Em vez da opção da volta da floresta, a salvação da floresta seria utilizar uma parte dos 76 milhões de hectares (18%) que já foram desmatados (2015), que chamo de Segunda Natureza. Essa área é superior à soma dos estados do Rio Grande do Sul, Santa Catarina e Paraná. A Primeira Natureza são as áreas que estão intactas, que representam 82% da Amazônia Legal. O desafio seria como transformar uma parte da Segunda Natureza destruída em uma Terceira Natureza, com atividades produtivas mais adequadas.
Dessa forma, vejo grandes restrições com a utilização de PFNM para tentar salvar a floresta. É importante dar sentido econômico para reduzir custos de recuperação de Áreas de Preservação Permanente – APP e de Reserva Legal – RL, conforme preconiza o novo Código Florestal (Lei 12.651, 25/05/2012) ou da Nova Lei da Biodiversidade (Lei 13.123, 20/05/2015 regulamentada pelo Decreto 8.772, 11/05/2016). Essas duas leis exigem aperfeiçoamentos decorrentes de ações incongruentes, por não considerar essa dinâmica extrativa e de reduzir os riscos para os empresários.
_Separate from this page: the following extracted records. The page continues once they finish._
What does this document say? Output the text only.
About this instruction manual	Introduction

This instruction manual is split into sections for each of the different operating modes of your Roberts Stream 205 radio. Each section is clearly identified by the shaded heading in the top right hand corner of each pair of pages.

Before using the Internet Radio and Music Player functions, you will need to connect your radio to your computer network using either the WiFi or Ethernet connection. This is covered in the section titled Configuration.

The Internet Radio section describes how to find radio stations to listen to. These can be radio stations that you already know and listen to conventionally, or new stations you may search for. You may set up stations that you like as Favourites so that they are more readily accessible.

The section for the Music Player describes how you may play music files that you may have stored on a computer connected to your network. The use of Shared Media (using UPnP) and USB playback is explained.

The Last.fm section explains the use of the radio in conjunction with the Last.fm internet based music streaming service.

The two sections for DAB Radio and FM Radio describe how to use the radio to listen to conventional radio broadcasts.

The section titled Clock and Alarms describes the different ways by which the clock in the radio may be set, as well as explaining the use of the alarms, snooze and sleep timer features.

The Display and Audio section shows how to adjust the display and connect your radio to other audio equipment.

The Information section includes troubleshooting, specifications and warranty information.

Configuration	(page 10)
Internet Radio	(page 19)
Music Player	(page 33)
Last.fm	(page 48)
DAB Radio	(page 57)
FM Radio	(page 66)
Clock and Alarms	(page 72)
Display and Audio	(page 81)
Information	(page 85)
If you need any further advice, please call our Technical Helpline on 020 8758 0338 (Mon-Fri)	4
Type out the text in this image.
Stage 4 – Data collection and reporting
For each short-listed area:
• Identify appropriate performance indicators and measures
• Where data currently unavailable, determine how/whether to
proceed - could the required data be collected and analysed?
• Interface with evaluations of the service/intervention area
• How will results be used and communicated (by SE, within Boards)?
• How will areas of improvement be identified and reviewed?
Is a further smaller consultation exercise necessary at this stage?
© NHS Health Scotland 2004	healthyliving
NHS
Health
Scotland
Como na Amazônia só é possível utilizar 20% da área da propriedade e fora da região o inverso, isso indica que, onde se tinha um boi, precisamos colocar quatro. A solução seria o desenvolvimento de uma agricultura tropical em consonância com as condições climáticas ou da exigência de terra e água, apoiada nos recursos da flora e da fauna (pirarucu, etc.), em vez da coleta de PFNM. Dessa forma, uma política agrícola é muito mais importante para a Amazônia para resolver seus próprios problemas ambientais.